Pétra et la Nabatène à l'époque romaine

Choyée par l'empereur Hadrien, Pétra rayonna durant le Haut Empire romain avant de décliner à partir du règne de Constantin.
12

Après la mort du roi Rabbel II , en 106 de notre ère, l’empereur romain Trajan envoie le consul Cornelius Palma s’emparer de la Nabatène. Pour la première fois de son histoire, la puissante cité jordanienne est envahie. Trajan transforme le petit royaume arabe en province romaine. La capitale est installée à Bostra, au nord. La cité devient Néa Traiana Bostra . Une légion romaine (IIIe légion Cyrenaica ) y stationne afin de veiller sur les frontières et sur le cœur de la Nabatène.

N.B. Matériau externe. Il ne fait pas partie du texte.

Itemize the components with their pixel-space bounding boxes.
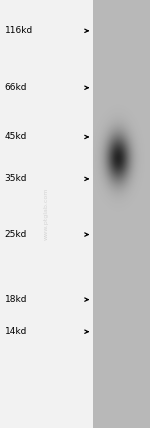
Text: 66kd: 66kd [4,83,27,92]
Text: 116kd: 116kd [4,26,33,36]
Text: www.ptglab.com: www.ptglab.com [44,188,49,240]
Text: 14kd: 14kd [4,327,27,336]
Text: 18kd: 18kd [4,295,27,304]
Text: 45kd: 45kd [4,132,27,142]
Text: 25kd: 25kd [4,230,27,239]
Bar [93,0,150,428]
Text: 35kd: 35kd [4,174,27,184]
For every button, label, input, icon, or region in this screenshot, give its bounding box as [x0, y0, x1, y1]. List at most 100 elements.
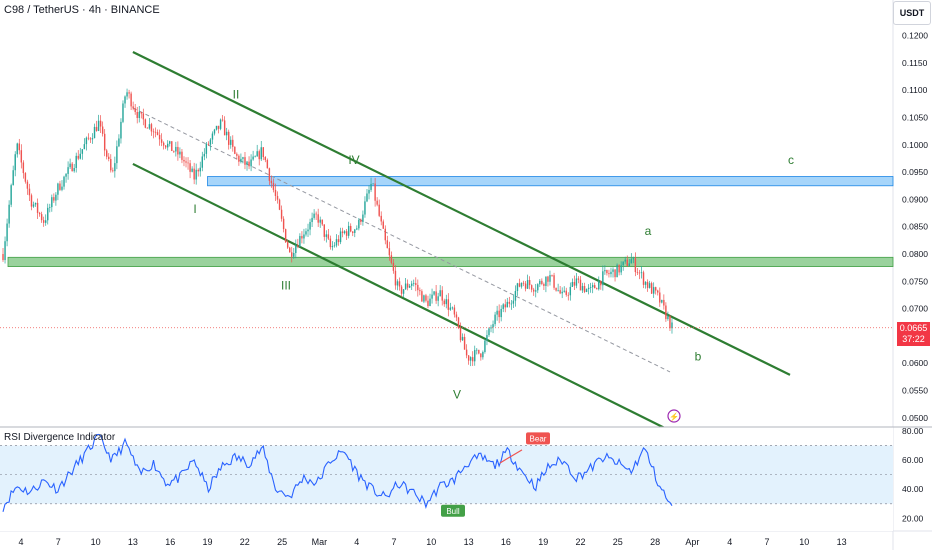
candle-body [122, 103, 124, 122]
candle-body [539, 280, 541, 285]
candle-body [472, 357, 474, 362]
candle-body [4, 241, 6, 261]
wave-label: IV [348, 153, 359, 167]
candle-body [496, 310, 498, 315]
candle-body [537, 284, 539, 291]
candle-body [191, 168, 193, 172]
price-tick-label: 0.1200 [902, 31, 928, 41]
time-tick-label: 4 [354, 537, 359, 547]
rsi-tick-label: 20.00 [902, 513, 924, 523]
candle-body [610, 271, 612, 275]
price-tick-label: 0.1100 [902, 85, 928, 95]
candle-body [12, 170, 14, 186]
candle-body [315, 213, 317, 215]
candle-body [303, 234, 305, 239]
candle-body [476, 349, 478, 351]
marker-badge [441, 504, 465, 517]
currency-selector[interactable]: USDT [893, 1, 931, 25]
candle-body [577, 278, 580, 280]
candle-body [264, 157, 267, 161]
candle-body [335, 239, 338, 246]
candle-body [406, 283, 409, 288]
candle-body [665, 305, 667, 319]
price-tick-label: 0.0750 [902, 276, 928, 286]
candle-body [648, 283, 651, 288]
candle-body [368, 189, 370, 194]
wave-label: b [695, 349, 702, 363]
candle-body [40, 214, 43, 221]
candle-body [441, 290, 443, 301]
time-tick-label: 10 [799, 537, 809, 547]
candle-body [262, 147, 264, 158]
bar-countdown: 37:22 [902, 334, 925, 344]
candle-body [398, 281, 401, 287]
channel-upper-line [132, 51, 791, 376]
candle-body [555, 287, 557, 291]
candle-body [30, 195, 33, 207]
candle-body [488, 328, 490, 336]
candle-body [376, 200, 378, 205]
chart-title: C98 / TetherUS · 4h · BINANCE [4, 4, 160, 16]
candle-body [305, 231, 307, 235]
candle-body [569, 286, 572, 296]
candle-body [581, 286, 584, 291]
candle-body [246, 161, 248, 165]
time-tick-label: 22 [575, 537, 585, 547]
candle-body [236, 153, 238, 156]
candle-body [400, 286, 403, 294]
candle-body [329, 238, 332, 248]
candle-body [108, 156, 110, 160]
candle-body [26, 181, 29, 189]
time-tick-label: 4 [18, 537, 23, 547]
candle-body [333, 245, 336, 247]
candle-body [616, 264, 618, 278]
candle-body [228, 131, 230, 145]
candle-body [248, 161, 250, 167]
candle-body [427, 300, 429, 307]
candle-body [223, 120, 226, 136]
candle-body [266, 160, 269, 169]
candle-body [467, 355, 470, 361]
candle-body [286, 242, 289, 248]
candle-body [482, 351, 484, 358]
candle-body [152, 131, 155, 133]
candle-body [528, 280, 531, 286]
candle-body [667, 315, 669, 319]
candle-body [289, 247, 291, 253]
candle-body [59, 183, 61, 190]
candle-body [53, 197, 55, 201]
candle-body [47, 207, 49, 221]
candle-body [244, 157, 246, 165]
time-tick-label: 4 [727, 537, 732, 547]
candle-body [524, 283, 527, 289]
candle-body [179, 151, 181, 155]
candle-body [189, 163, 191, 172]
indicator-title[interactable]: RSI Divergence Indicator [4, 432, 116, 443]
candle-body [551, 275, 553, 276]
rsi-tick-label: 60.00 [902, 455, 924, 465]
candle-body [272, 183, 275, 190]
candle-body [197, 169, 199, 172]
candle-body [413, 283, 415, 284]
candle-body [238, 155, 240, 162]
candle-body [81, 149, 84, 154]
candle-body [459, 327, 462, 341]
candle-body [187, 162, 189, 164]
candle-body [451, 307, 454, 309]
candle-body [160, 139, 163, 143]
candle-body [126, 92, 128, 97]
candle-body [110, 159, 112, 171]
price-tick-label: 0.0900 [902, 194, 928, 204]
wave-label: c [788, 153, 794, 167]
candle-body [360, 219, 362, 222]
candle-body [571, 281, 574, 287]
candle-body [620, 265, 622, 273]
candle-body [173, 151, 175, 152]
lightning-icon: ⚡ [669, 412, 679, 422]
price-tick-label: 0.0850 [902, 222, 928, 232]
candle-body [175, 146, 177, 152]
candle-body [671, 322, 673, 329]
time-tick-label: 25 [277, 537, 287, 547]
candle-body [65, 173, 67, 177]
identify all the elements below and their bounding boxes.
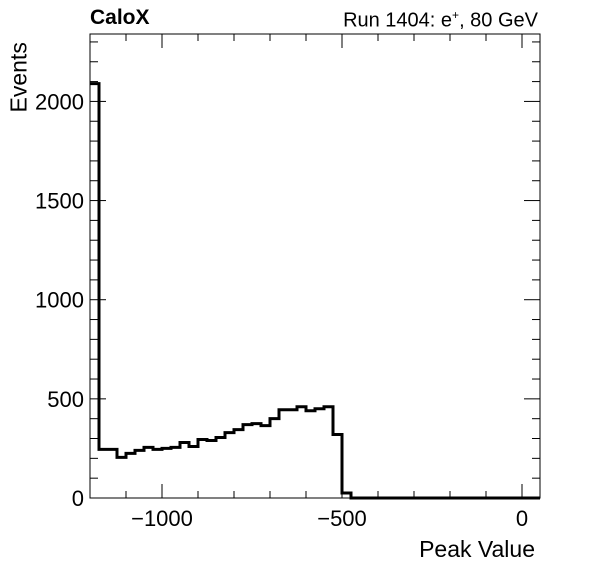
- x-tick-label: −1000: [131, 506, 193, 531]
- y-tick-label: 1000: [35, 288, 84, 313]
- x-tick-label: −500: [317, 506, 367, 531]
- x-axis-label: Peak Value: [419, 536, 535, 562]
- y-tick-label: 1500: [35, 189, 84, 214]
- x-tick-label: 0: [516, 506, 528, 531]
- run-label: Run 1404: e+, 80 GeV: [343, 8, 538, 33]
- run-suffix: , 80 GeV: [459, 9, 538, 32]
- experiment-label: CaloX: [90, 6, 150, 29]
- run-prefix: Run 1404: e: [343, 9, 453, 32]
- y-axis-label: Events: [5, 42, 32, 113]
- y-tick-label: 500: [47, 387, 84, 412]
- y-tick-label: 0: [72, 486, 84, 511]
- y-tick-label: 2000: [35, 89, 84, 114]
- run-sup: +: [452, 8, 460, 22]
- plot-frame: [89, 33, 541, 499]
- histogram-step-line: [90, 82, 540, 500]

Même si Pétra a perdu son statut de capitale, le prestige de la cité demeure. L’un des gouverneurs romains de l’Arabie, Sextius Florentinus, s’y fait même construire un immense tombeau de style nabatéen. Des routes sont construites par le gouverneur C. Claudius Severus (111-114) afin de relier Pétra à Bostra, à la Judée et à la mer Rouge.

Hadrien visite Pétra

En 130, l’empereur Hadrien (117-138) se rend à Pétra avec son épouse, l’impératrice Sabine. Il autorisa à nouveau la cité à battre monnaie. Il se montre généreux envers la cité et sa population. Pour le remercier, les dirigeants de Pétra rebaptisèrent la cité en Hadriana-Petra. Il fallut cependant attendre le IIIe siècle (règne de l’empereur Elagabal) pour que Pétra puisse jouir du statut de colonie romaine.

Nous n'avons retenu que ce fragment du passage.